Divorce can become a dog fight, literally! Doreen claimed she and Eric had an oral agreement that the pooch was hers. The trial judge, clearly not a pet lover, held that pets are personal property but "lack the unique value essential to an award of specific performance." The Animal Legal Defense Fund submitted a brief amicus curiae urging the court to consider the best interests of the animal in making decisions. Fido was registered with the American Kennel Club as owned by both. On appeal the court considered the "special subjective value of personal property" and that specific performance is an appropriate remedy for personalty for which there is "strong sentimental attachment," and awarded Fido to Doreen. Houseman v. Dare, Sup. Ct NJ App. Div. Docket No. A-2415-07T2 3/10/09.
■ Rainy Day Fund Oversights.
Everyone needs a reserve; a rainy year+ fund is optimal. Mom told you to have one, but many folks seemed to have overlooked this basic. It is also interesting that many investors focused on asset allocation models and most of the discussions of asset allocation in the press never mentioned emergency cash funds.
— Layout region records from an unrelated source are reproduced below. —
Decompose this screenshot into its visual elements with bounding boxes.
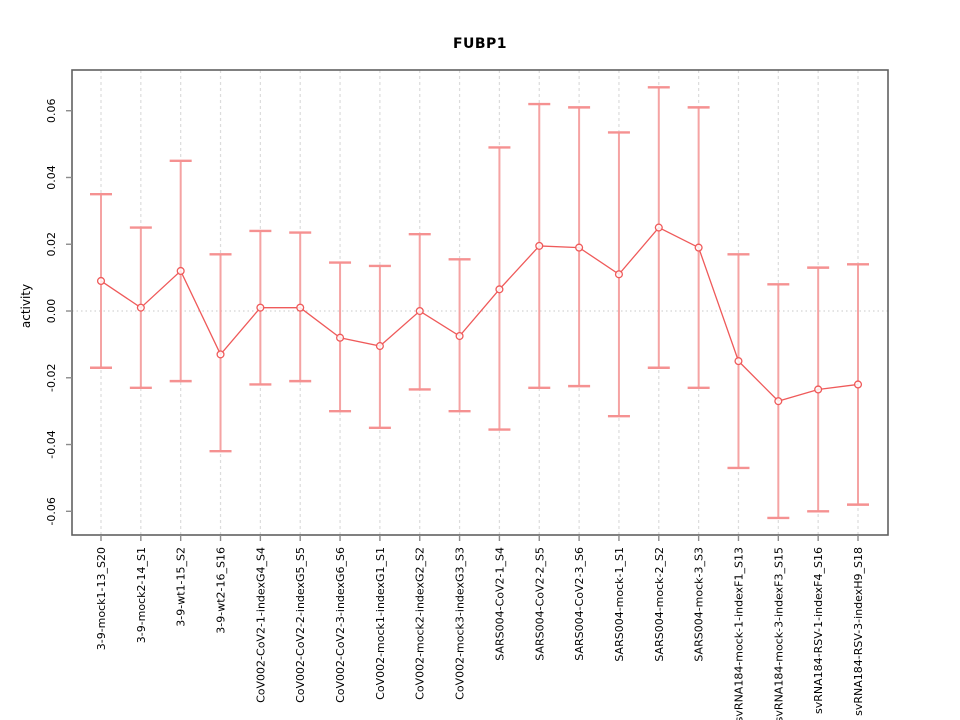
chart-title: FUBP1 bbox=[452, 36, 508, 52]
y-tick-label: -0.06 bbox=[45, 497, 58, 525]
y-tick-label: 0.06 bbox=[45, 98, 58, 123]
data-point bbox=[375, 342, 384, 351]
data-point bbox=[535, 241, 544, 250]
y-tick-label: 0.00 bbox=[45, 299, 58, 324]
plot-frame bbox=[71, 69, 889, 536]
data-point bbox=[415, 306, 424, 316]
x-tick-label: SARS004-mock-2_S2 bbox=[653, 547, 666, 662]
x-tick-label: CoV002-CoV2-3-indexG6_S6 bbox=[334, 547, 347, 703]
data-point bbox=[96, 276, 106, 286]
data-point bbox=[256, 303, 265, 312]
x-tick-label: svRNA184-mock-1-indexF1_S13 bbox=[732, 547, 745, 720]
x-tick-label: CoV002-CoV2-1-indexG4_S4 bbox=[254, 547, 267, 703]
x-tick-label: 3-9-mock1-13_S20 bbox=[95, 547, 108, 650]
x-tick-label: svRNA184-RSV-1-indexF4_S16 bbox=[812, 547, 825, 714]
x-tick-label: CoV002-mock1-indexG1_S1 bbox=[374, 547, 387, 700]
y-tick-label: 0.02 bbox=[45, 232, 58, 257]
x-tick-label: 3-9-mock2-14_S1 bbox=[135, 547, 148, 643]
data-point bbox=[455, 331, 464, 341]
x-tick-label: SARS004-CoV2-1_S4 bbox=[493, 547, 506, 661]
y-tick-label: 0.04 bbox=[45, 165, 58, 190]
data-point bbox=[176, 266, 185, 276]
data-point bbox=[614, 270, 623, 279]
data-point bbox=[814, 385, 823, 394]
x-tick-label: CoV002-CoV2-2-indexG5_S5 bbox=[294, 547, 307, 703]
x-tick-label: SARS004-CoV2-2_S5 bbox=[533, 547, 546, 661]
data-point bbox=[296, 303, 305, 312]
x-tick-label: svRNA184-mock-3-indexF3_S15 bbox=[772, 547, 785, 720]
data-point bbox=[495, 285, 504, 294]
x-tick-label: svRNA184-RSV-3-indexH9_S18 bbox=[852, 547, 865, 716]
data-point bbox=[774, 397, 783, 406]
data-point bbox=[136, 303, 145, 312]
x-tick-label: SARS004-CoV2-3_S6 bbox=[573, 547, 586, 661]
data-point bbox=[336, 333, 345, 342]
data-point bbox=[734, 357, 743, 366]
y-tick-label: -0.04 bbox=[45, 430, 58, 458]
x-tick-label: CoV002-mock3-indexG3_S3 bbox=[454, 547, 467, 700]
x-tick-label: 3-9-wt2-16_S16 bbox=[215, 547, 228, 634]
x-tick-label: CoV002-mock2-indexG2_S2 bbox=[414, 547, 427, 700]
data-point bbox=[694, 243, 703, 252]
data-point bbox=[853, 380, 863, 389]
x-tick-label: SARS004-mock-1_S1 bbox=[613, 547, 626, 662]
series-line bbox=[100, 226, 859, 402]
y-tick-label: -0.02 bbox=[45, 364, 58, 392]
data-point bbox=[216, 350, 225, 359]
x-tick-label: 3-9-wt1-15_S2 bbox=[175, 547, 188, 627]
x-tick-label: SARS004-mock-3_S3 bbox=[693, 547, 706, 662]
data-point bbox=[654, 223, 663, 232]
data-point bbox=[575, 243, 584, 252]
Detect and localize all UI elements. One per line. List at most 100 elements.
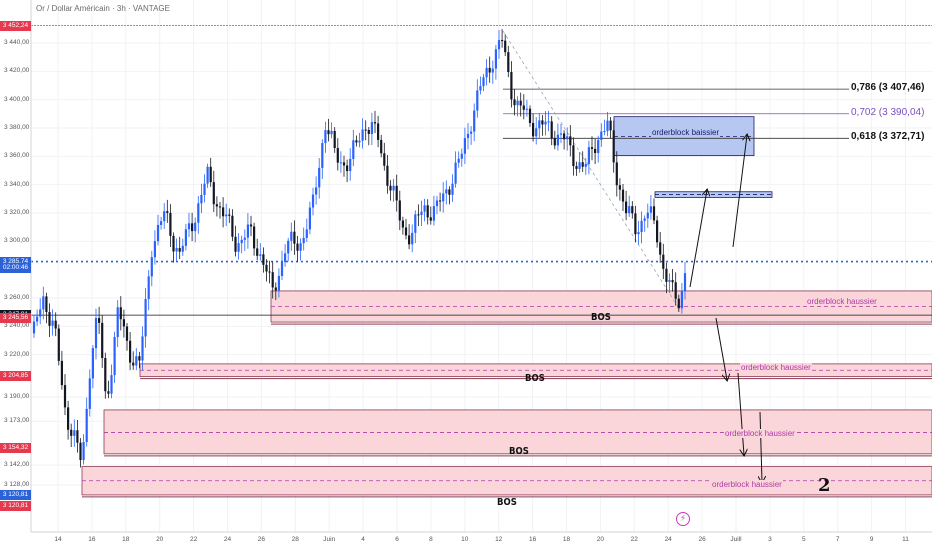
candle-body [197,203,200,223]
candle-body [113,337,116,376]
candle-body [259,254,262,256]
candle-body [411,232,414,245]
candle-body [581,162,584,167]
y-tick-label: 3 360,00 [4,152,30,160]
orderblock-label-bullish-1: orderblock haussier [806,297,878,306]
candle-body [442,193,445,202]
candle-body [556,134,559,146]
candle-body [200,194,203,204]
candle-body [615,162,618,186]
y-tick-label: 3 240,00 [4,322,30,330]
y-tick-label: 3 128,00 [4,481,30,488]
candle-body [563,133,566,140]
candle-body [491,68,494,73]
candle-body [256,248,259,256]
candle-body [150,257,153,277]
x-tick-label: 18 [562,536,571,543]
candle-body [32,321,36,334]
candle-body [265,264,268,272]
candle-body [315,187,318,195]
candle-body [308,207,311,230]
candle-body [330,130,333,135]
candle-body [246,224,249,238]
candle-body [94,318,98,349]
candle-body [324,130,327,144]
candle-body [538,120,541,129]
candle-body [646,212,649,219]
x-tick-label: 10 [461,536,469,543]
lightning-icon[interactable]: ⚡ [676,512,690,526]
candle-body [76,430,79,443]
candle-body [603,131,606,133]
candle-body [203,183,206,195]
candle-body [587,147,590,165]
candle-body [321,143,324,168]
candle-body [339,162,342,164]
candle-body [299,243,302,251]
candle-body [380,139,383,154]
y-tick-label: 3 380,00 [4,124,30,131]
x-tick-label: 16 [528,536,537,543]
candle-body [234,236,237,252]
x-tick-label: 6 [395,536,399,543]
candle-body [222,207,225,217]
candle-body [519,100,522,106]
candle-body [439,200,442,202]
candle-body [671,280,674,283]
candle-body [231,215,234,237]
candle-body [566,136,569,140]
candle-body [287,240,290,254]
candlestick-series [32,29,687,468]
candle-body [659,242,662,255]
y-tick-label: 3 173,00 [4,417,30,425]
candle-body [268,271,271,273]
candle-body [488,67,491,73]
candle-body [649,206,652,213]
projection-arrow [737,372,744,455]
candle-body [39,309,42,317]
candle-body [218,206,222,208]
x-tick-label: 3 [768,536,772,543]
price-badge: 3 452,24 [0,20,31,31]
candle-body [262,254,265,265]
candle-body [206,166,209,184]
candle-body [141,336,144,361]
candle-body [82,441,85,461]
y-tick-label: 3 340,00 [4,180,30,188]
candle-body [383,153,386,166]
x-tick-label: 14 [54,536,62,543]
candle-body [296,243,299,251]
candle-body [144,299,147,337]
candle-body [625,201,628,214]
y-tick-label: 3 190,00 [4,393,30,401]
candle-body [284,253,287,262]
candle-body [621,189,625,202]
y-tick-label: 3 260,00 [4,294,30,301]
candle-body [342,162,346,166]
candle-body [367,129,370,134]
candle-body [67,407,70,430]
candle-body [479,86,482,91]
candle-body [401,220,404,228]
x-tick-label: 9 [869,536,874,543]
candle-body [463,138,466,154]
candle-body [504,40,507,53]
y-tick-label: 3 142,00 [4,461,30,469]
x-tick-label: 16 [88,536,96,543]
projection-arrow [689,190,707,288]
x-tick-label: 26 [698,536,706,543]
candle-body [181,245,184,252]
candle-body [51,320,54,326]
candle-body [361,129,364,141]
candle-body [358,140,361,143]
y-tick-label: 3 420,00 [4,67,30,75]
candle-body [544,121,547,125]
candle-body [457,158,460,163]
price-badge: 3 245,56 [0,313,31,324]
candle-body [169,212,172,236]
candle-body [243,237,246,240]
price-badge: 3 285,74 [0,256,31,267]
candle-body [662,254,665,269]
candle-body [228,214,231,216]
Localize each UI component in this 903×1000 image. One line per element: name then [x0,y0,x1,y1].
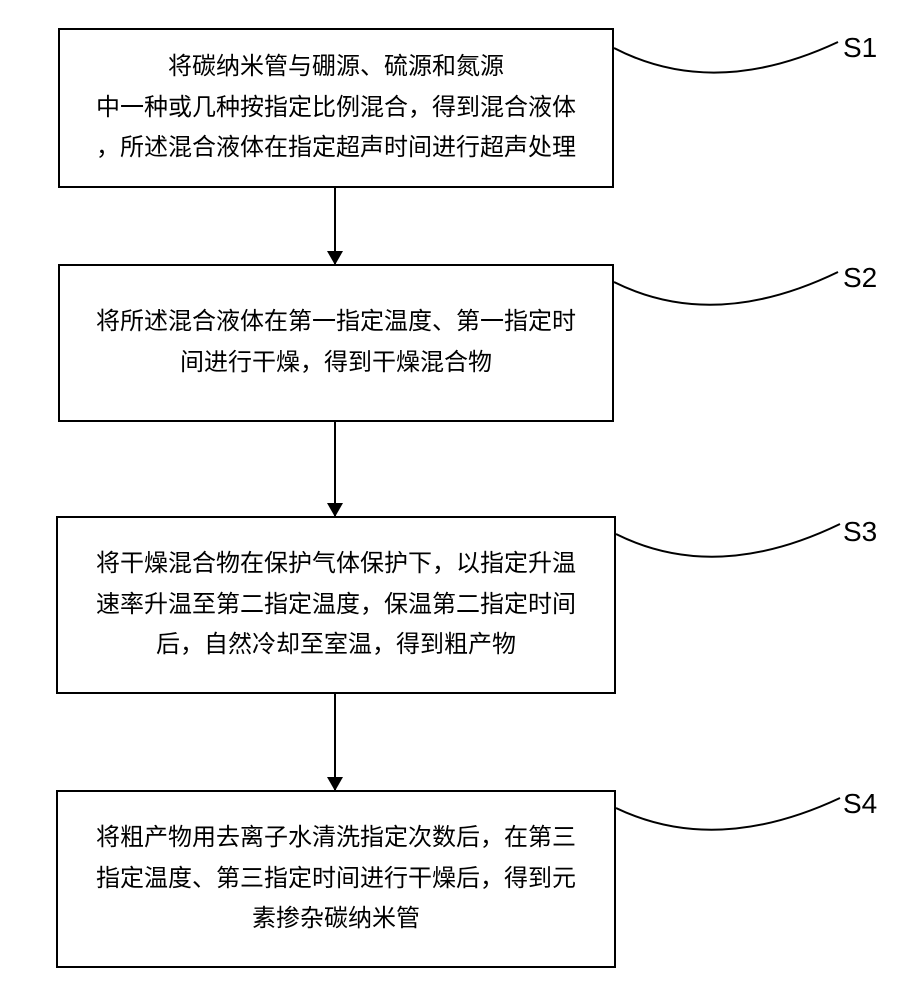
step-box-s3: 将干燥混合物在保护气体保护下，以指定升温 速率升温至第二指定温度，保温第二指定时… [56,516,616,694]
step-text-s2: 将所述混合液体在第一指定温度、第一指定时 间进行干燥，得到干燥混合物 [96,302,576,384]
curve-s2 [614,252,844,322]
arrow-s2-s3 [334,422,336,516]
step-box-s2: 将所述混合液体在第一指定温度、第一指定时 间进行干燥，得到干燥混合物 [58,264,614,422]
step-label-s4: S4 [843,788,877,820]
arrow-s1-s2 [334,188,336,264]
curve-s4 [616,778,846,848]
curve-s1 [614,20,844,90]
step-text-s1: 将碳纳米管与硼源、硫源和氮源 中一种或几种按指定比例混合，得到混合液体 ，所述混… [96,47,576,169]
step-label-s3: S3 [843,516,877,548]
step-box-s4: 将粗产物用去离子水清洗指定次数后，在第三 指定温度、第三指定时间进行干燥后，得到… [56,790,616,968]
step-text-s3: 将干燥混合物在保护气体保护下，以指定升温 速率升温至第二指定温度，保温第二指定时… [96,544,576,666]
flowchart-container: 将碳纳米管与硼源、硫源和氮源 中一种或几种按指定比例混合，得到混合液体 ，所述混… [0,0,903,1000]
curve-s3 [616,506,846,576]
arrow-s3-s4 [334,694,336,790]
step-box-s1: 将碳纳米管与硼源、硫源和氮源 中一种或几种按指定比例混合，得到混合液体 ，所述混… [58,28,614,188]
step-text-s4: 将粗产物用去离子水清洗指定次数后，在第三 指定温度、第三指定时间进行干燥后，得到… [96,818,576,940]
step-label-s1: S1 [843,32,877,64]
step-label-s2: S2 [843,262,877,294]
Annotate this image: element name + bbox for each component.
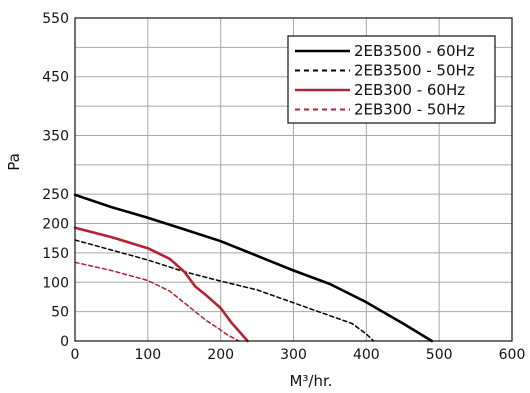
x-tick-label: 100 [134, 347, 161, 363]
series-lines [73, 193, 434, 343]
legend-label: 2EB3500 - 50Hz [354, 62, 475, 80]
x-tick-labels: 0 100 200 300 400 500 600 [71, 347, 526, 363]
y-tick-label: 100 [42, 275, 69, 291]
x-tick-label: 400 [353, 347, 380, 363]
y-tick-label: 350 [42, 128, 69, 144]
y-tick-label: 200 [42, 217, 69, 233]
y-tick-label: 250 [42, 187, 69, 203]
x-tick-label: 0 [71, 347, 80, 363]
x-tick-label: 600 [499, 347, 526, 363]
y-tick-labels: 0 50 100 150 200 250 350 450 550 [42, 11, 69, 350]
y-tick-label: 0 [60, 334, 69, 350]
x-tick-label: 500 [426, 347, 453, 363]
x-tick-label: 300 [280, 347, 307, 363]
y-axis-label: Pa [5, 153, 23, 171]
series-line-4 [74, 261, 240, 342]
series-line-2 [74, 239, 375, 342]
legend-label: 2EB300 - 60Hz [354, 81, 465, 99]
x-axis-label: M³/hr. [289, 372, 332, 390]
legend-label: 2EB3500 - 60Hz [354, 42, 475, 60]
y-tick-label: 450 [42, 70, 69, 86]
y-tick-label: 550 [42, 11, 69, 27]
y-tick-label: 150 [42, 246, 69, 262]
series-line-3 [73, 226, 249, 343]
y-tick-label: 50 [51, 305, 69, 321]
x-tick-label: 200 [207, 347, 234, 363]
series-line-1 [73, 193, 434, 343]
plot-frame [74, 17, 513, 342]
legend-label: 2EB300 - 50Hz [354, 101, 465, 119]
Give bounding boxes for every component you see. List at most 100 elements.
Having a separate pool of cash/near cash investments is really a critical component to appropriately determining an asset allocation model. Many investors are learning this concept the hard way. That cash reserve is proving essential for investors to be able to whether the storm of market decline and retain investments intact for that hoped for recovery. The rich need emergency liquid savings as much as anyone else, perhaps more so, because of the high cost of their lifestyles. Others relied on home equity lines and other borrowing capabilities in lieu of maintaining that emergency day fund. Those lines may no longer be available. When recovery occurs (Bill assured me it will) don't forget planning basics.
■ The Issue with Issue.
Jim (Father Knows Best) and Margaret Anderson are becoming the rare family model. CNN recently reported that: "Nearly 40 percent of babies born in the United States in 2007 were delivered by unwed mothers." So when your will leaves assets to "issue", who are issue? If your power of attorney permits gifts to "heirs," who are heirs? While most folks don't like to delve into these definitional issues of issue, failing to do so will lead to growing confusion, problems and litigation. How should a child born out of wedlock be treated under your documents? Do you have personal, religious, moral or other preferences?